The first improvement to consider for search read operations like this is: “Do I need the entire entity graph?” Most of the time you will have a search result view that displays a row per result possibly with a summary of some related data like a count, or “flattening” information from a related entity. An improvement is to define a summary view model or DTO for the search result containing just the fields you intend to display, then use EF to project to that DTO using .Select(). This results in a more lightweight block of data to read from the server.
If you do need entities then consider just setting up the .Include() statements one time rather than some at the start and then others later on. To reference navigation properties in query expressions you do not need to eager load the entities.
The only real mistake I see is the sorting:
if (queryParameters.Sort != null && queryParameters.Sort.ToLower() != "enrollmentnumber")
{
var sortedQuery = ApplySorting(query, queryParameters.Sort, queryParameters.Direction);
var paginatedQuery = sortedQuery.Skip(queryParameters.Offset ?? 0).Take(queryParameters.Limit ?? 10);
studentsList = await paginatedQuery.ToListAsync();
}
else
{
studentsList = await query.ToListAsync();
var orderedStudents = SortByEnrollmentNumber(studentsList, queryParameters.Direction);
studentsList = orderedStudents.Skip(queryParameters.Offset ?? 0).Take(queryParameters.Limit ?? 10).ToList();
}
… specifically the else condition which is materializing the entire list (bad) before applying a default sort and paginating. This conditional code can be re-factored to:
bool customSort = queryParameters.Sort != null && queryParameters.Sort.ToLower() != "enrollmentnumber";
var sortedQuery = customSort
? ApplySorting(query, queryParameters.Sort, queryParameters.Direction);
: SortByEnrollmentNumber(studentsList, queryParameters.Direction);
var studentList = await sortedQuery
.Skip(queryParameters.Offset ?? 0)
.Take(queryParameters.Limit ?? 10)
.ToListAsync();
This ensures the materialization does not occur prematurely.

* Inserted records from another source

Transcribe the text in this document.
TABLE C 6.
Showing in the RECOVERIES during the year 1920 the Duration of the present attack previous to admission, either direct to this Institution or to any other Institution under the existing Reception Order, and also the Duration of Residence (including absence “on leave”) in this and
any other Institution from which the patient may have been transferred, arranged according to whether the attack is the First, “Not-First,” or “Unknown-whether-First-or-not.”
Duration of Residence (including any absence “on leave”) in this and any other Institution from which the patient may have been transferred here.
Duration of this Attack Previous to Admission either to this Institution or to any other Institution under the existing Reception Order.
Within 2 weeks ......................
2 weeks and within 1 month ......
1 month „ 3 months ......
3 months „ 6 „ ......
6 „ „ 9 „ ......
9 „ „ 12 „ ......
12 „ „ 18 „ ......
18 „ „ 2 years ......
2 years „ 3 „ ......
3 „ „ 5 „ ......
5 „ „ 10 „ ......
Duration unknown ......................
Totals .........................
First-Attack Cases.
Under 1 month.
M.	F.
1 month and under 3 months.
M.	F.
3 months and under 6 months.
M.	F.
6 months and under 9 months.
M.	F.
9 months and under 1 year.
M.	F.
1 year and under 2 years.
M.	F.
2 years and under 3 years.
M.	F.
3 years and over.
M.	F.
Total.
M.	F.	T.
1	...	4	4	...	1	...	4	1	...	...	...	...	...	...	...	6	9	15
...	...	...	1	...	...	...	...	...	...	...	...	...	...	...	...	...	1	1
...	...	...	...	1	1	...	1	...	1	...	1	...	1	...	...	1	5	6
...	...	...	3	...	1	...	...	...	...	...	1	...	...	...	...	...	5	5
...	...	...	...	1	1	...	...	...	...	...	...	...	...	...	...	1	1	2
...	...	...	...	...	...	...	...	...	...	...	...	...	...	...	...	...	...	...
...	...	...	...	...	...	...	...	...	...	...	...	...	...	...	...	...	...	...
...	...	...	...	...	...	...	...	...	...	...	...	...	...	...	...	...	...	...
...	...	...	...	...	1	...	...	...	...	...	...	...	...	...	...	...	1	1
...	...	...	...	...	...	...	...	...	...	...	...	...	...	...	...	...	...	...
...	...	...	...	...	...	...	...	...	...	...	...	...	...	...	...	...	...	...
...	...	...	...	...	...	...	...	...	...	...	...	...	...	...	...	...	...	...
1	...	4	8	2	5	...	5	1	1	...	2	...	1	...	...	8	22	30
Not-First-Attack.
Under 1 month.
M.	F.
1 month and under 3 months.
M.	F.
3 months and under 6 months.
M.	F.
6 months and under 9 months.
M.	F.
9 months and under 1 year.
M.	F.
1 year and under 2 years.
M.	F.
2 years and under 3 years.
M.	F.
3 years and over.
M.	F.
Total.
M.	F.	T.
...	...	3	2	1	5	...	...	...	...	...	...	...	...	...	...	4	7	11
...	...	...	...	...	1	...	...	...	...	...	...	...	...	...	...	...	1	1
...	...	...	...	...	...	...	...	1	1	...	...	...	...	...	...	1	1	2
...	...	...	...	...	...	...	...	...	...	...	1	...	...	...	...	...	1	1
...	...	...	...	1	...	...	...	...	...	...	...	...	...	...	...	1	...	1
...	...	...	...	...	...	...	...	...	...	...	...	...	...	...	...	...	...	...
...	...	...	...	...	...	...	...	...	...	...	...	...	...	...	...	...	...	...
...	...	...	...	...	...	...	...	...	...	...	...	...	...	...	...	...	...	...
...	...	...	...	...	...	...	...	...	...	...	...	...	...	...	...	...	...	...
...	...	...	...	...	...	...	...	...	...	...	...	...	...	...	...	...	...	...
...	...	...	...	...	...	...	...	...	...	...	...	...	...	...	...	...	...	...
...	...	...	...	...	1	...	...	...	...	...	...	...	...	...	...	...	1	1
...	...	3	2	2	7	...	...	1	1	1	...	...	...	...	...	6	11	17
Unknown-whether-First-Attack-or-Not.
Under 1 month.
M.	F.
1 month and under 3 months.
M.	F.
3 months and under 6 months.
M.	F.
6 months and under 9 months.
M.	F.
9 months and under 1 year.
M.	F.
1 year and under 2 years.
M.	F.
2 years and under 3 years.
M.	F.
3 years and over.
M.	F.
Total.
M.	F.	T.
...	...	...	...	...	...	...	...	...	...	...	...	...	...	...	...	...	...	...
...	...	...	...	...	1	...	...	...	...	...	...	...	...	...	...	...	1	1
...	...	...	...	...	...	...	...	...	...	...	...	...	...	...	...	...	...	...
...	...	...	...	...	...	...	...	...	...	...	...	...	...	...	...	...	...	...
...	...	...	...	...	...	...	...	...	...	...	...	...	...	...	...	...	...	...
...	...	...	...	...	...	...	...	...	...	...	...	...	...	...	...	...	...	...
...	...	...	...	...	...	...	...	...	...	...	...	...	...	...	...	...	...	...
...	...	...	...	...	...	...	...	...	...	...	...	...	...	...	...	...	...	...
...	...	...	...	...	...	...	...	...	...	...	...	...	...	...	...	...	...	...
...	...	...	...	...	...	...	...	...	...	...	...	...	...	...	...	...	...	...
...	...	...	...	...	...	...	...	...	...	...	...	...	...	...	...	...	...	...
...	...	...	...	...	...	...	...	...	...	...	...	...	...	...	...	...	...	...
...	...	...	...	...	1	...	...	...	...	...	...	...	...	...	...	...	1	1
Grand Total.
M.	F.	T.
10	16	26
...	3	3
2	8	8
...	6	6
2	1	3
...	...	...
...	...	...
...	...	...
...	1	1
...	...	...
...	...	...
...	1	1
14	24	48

Lastly, when inspecting performance use database analysis tools for query performance against live-like conditions to tune indexing. It likely won’t be possible to create indexes for all scenarios, but look at what is used most often and stands to get the most benefit. Overall the crux of searching is to aim to provide users with what they need rather than the most flexible option you can provide. The more flexibility a search feature provides, the more potential performance issues you can let in if users start abusing the search. Good examples to watch out for are things like using string.Contains() by default for string searches rather than .Equals() or .StartsWith(). More forgiving search options can be provided where they are really needed, but keep those to situations where users explicitly need them, defaulting to more narrow search options being the default.